The scene from Shawshank Redemption where Andy’s free & kneeling in the rain, except it’s me after any conversation with my mom finally ends
I AM A THREE THOUSAND YEAR OLD SHRUNKEN HEAD AND I DEMAND TO BE REHYDRATED.
Me: Close your eyes. Give me your hand, darling. Can you feel my heart beating? Do you unders…
Dr:(removes stethoscope) Really?
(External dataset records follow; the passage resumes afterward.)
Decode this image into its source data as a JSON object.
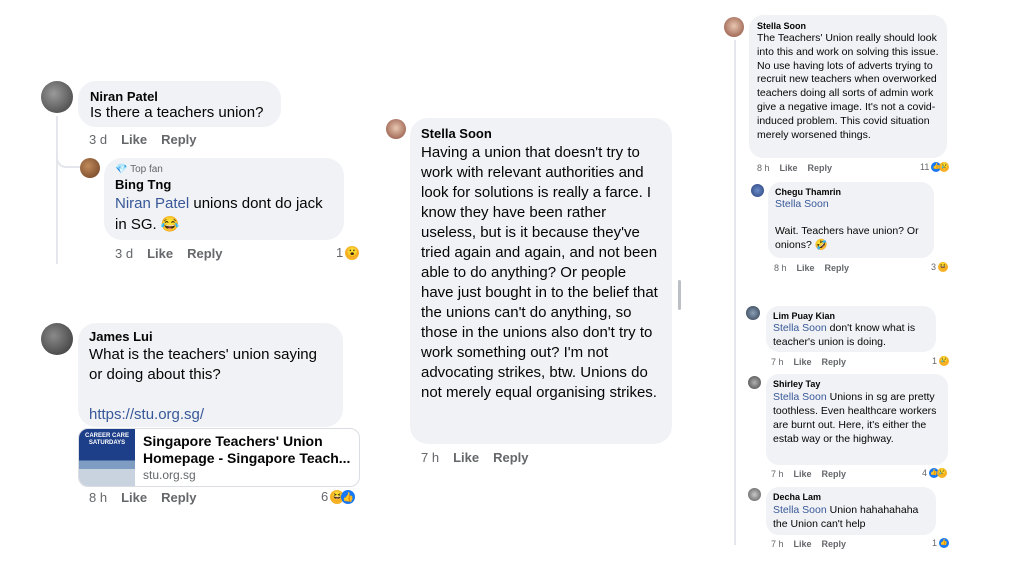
{
  "left": {
    "niran": {
      "name": "Niran Patel",
      "text": "Is there a teachers union?",
      "time": "3 d",
      "like": "Like",
      "reply": "Reply"
    },
    "bing": {
      "badge": "Top fan",
      "name": "Bing Tng",
      "mention": "Niran Patel",
      "text": " unions dont do jack in SG. 😂",
      "time": "3 d",
      "like": "Like",
      "reply": "Reply",
      "react_count": "1"
    },
    "james": {
      "name": "James Lui",
      "text": "What is the teachers' union saying or doing about this?",
      "url": "https://stu.org.sg/",
      "card_title": "Singapore Teachers' Union Homepage - Singapore Teach...",
      "card_domain": "stu.org.sg",
      "thumb_text": "CAREER CARE SATURDAYS",
      "time": "8 h",
      "like": "Like",
      "reply": "Reply",
      "react_count": "6"
    }
  },
  "middle": {
    "name": "Stella Soon",
    "text": "Having a union that doesn't try to work with relevant authorities and look for solutions is really a farce. I know they have been rather useless, but is it because they've tried again and again, and not been able to do anything? Or people have just bought in to the belief that the unions can't do anything, so those in the unions also don't try to work something out? I'm not advocating strikes, btw. Unions do not merely equal organising strikes.",
    "time": "7 h",
    "like": "Like",
    "reply": "Reply"
  },
  "right": {
    "stella": {
      "name": "Stella Soon",
      "text": "The Teachers' Union really should look into this and work on solving this issue. No use having lots of adverts trying to recruit new teachers when overworked teachers doing all sorts of admin work give a negative image. It's not a covid-induced problem. This covid situation merely worsened things.",
      "time": "8 h",
      "like": "Like",
      "reply": "Reply",
      "react_count": "11"
    },
    "chegu": {
      "name": "Chegu Thamrin",
      "mention": "Stella Soon",
      "text": "Wait. Teachers have union? Or onions? 🤣",
      "time": "8 h",
      "like": "Like",
      "reply": "Reply",
      "react_count": "3"
    },
    "lim": {
      "name": "Lim Puay Kian",
      "mention": "Stella Soon",
      "text": " don't know what is teacher's union is doing.",
      "time": "7 h",
      "like": "Like",
      "reply": "Reply",
      "react_count": "1"
    },
    "shirley": {
      "name": "Shirley Tay",
      "mention": "Stella Soon",
      "text": " Unions in sg are pretty toothless. Even healthcare workers are burnt out. Here, it's either the estab way or the highway.",
      "time": "7 h",
      "like": "Like",
      "reply": "Reply",
      "react_count": "4"
    },
    "decha": {
      "name": "Decha Lam",
      "mention": "Stella Soon",
      "text": " Union hahahahaha the Union can't help",
      "time": "7 h",
      "like": "Like",
      "reply": "Reply",
      "react_count": "1"
    }
  },
  "colors": {
    "bubble": "#f0f2f5",
    "link": "#385898",
    "meta": "#65676b",
    "like": "#1877f2",
    "emoji": "#f7b125"
  }
}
Everytime?
911: What’s your emergency?
THE BARISTO IS HAVING A STROKE
911: Barista?
IT’S A GUY. BARISTO
911: No, it’s still-
Nm he’s dead now
How pissed were the women on the Titanic who skipped dessert?
Him: Let’s go out tonight.
Me: It’s a work night and very late.
Him: It’s 5:00PM on a Friday.
Me: I’M EXHAUSTED. WHY CAN’T YOU HAVE AN AFFAIR LIKE MY FRIEND’S HUSBANDS?
Cop: Is there a reason why you’re going so fast?
My 8 year old from the back seat: She said the flux capacitor won’t work unless you go 88mph!
me: I love the feel of fresh, crisp sheets against my naked body
clerk: ma’am, this is a Bed Bath & Beyond. please put your clothes on and leave
*walks into a dollar store*
excuse me, where would I find the dollars?
If you get confused visiting Canada and you think you’re in France, relax my dear wanderer, you’re not high! It’s not you, it’s just Québec
why are we only commenting our code? we should be liking and subscribing too
Anyone can beat a polygraph.It doesn’t even have hands.
[christmas eve]
SON: i’m gonna stay up late and catch santa claus!
ME: listen kiddo, about santa
SON: yea?
ME: [whispering] he could snap u in half like a damn twig
SON: what
ME: he’s wily too. like a jackal
I’m not necessarily saying that my female ancestors escaped shitty marriages with poison but I am saying that I come from a long line of avid gardeners who outlived their husbands by decades.
You aren’t supposed to strip during Zumba. Apparently.
When your child tells you at 8pm on a Wednesday night that they “forget about” the diorama project for school due tomorrow…
me: here is a list of Adult Swim cartoon characters I’m attracted to
therapist: can we talk about your depression?
me: we are
Most kids have a stuffed animal or blankie. My niece has one of those plastic owls u put outside to scare away birds
I Spit On Your Gravy #MakeAHorrorFilmLessScary
Marriage is an institution. So is the mental hospital.
No thanks, ancestry dot com. I don’t like the family I’m aware of; I really don’t need to know about anyone else
Ever since I bought this Queen mattress I’ve got shivers down my spine, body’s aching all the time.
My wife: where are the Cheetos?
Me:
WELCOME TO THE JUNGLE
WE GOT DIRT AND TREES
WE ALSO GOT SOME LIZARDS
BUT MOSTLY DIRT AND TREES
I’ll never understand why anyone would want to kidnap a child, kids suck.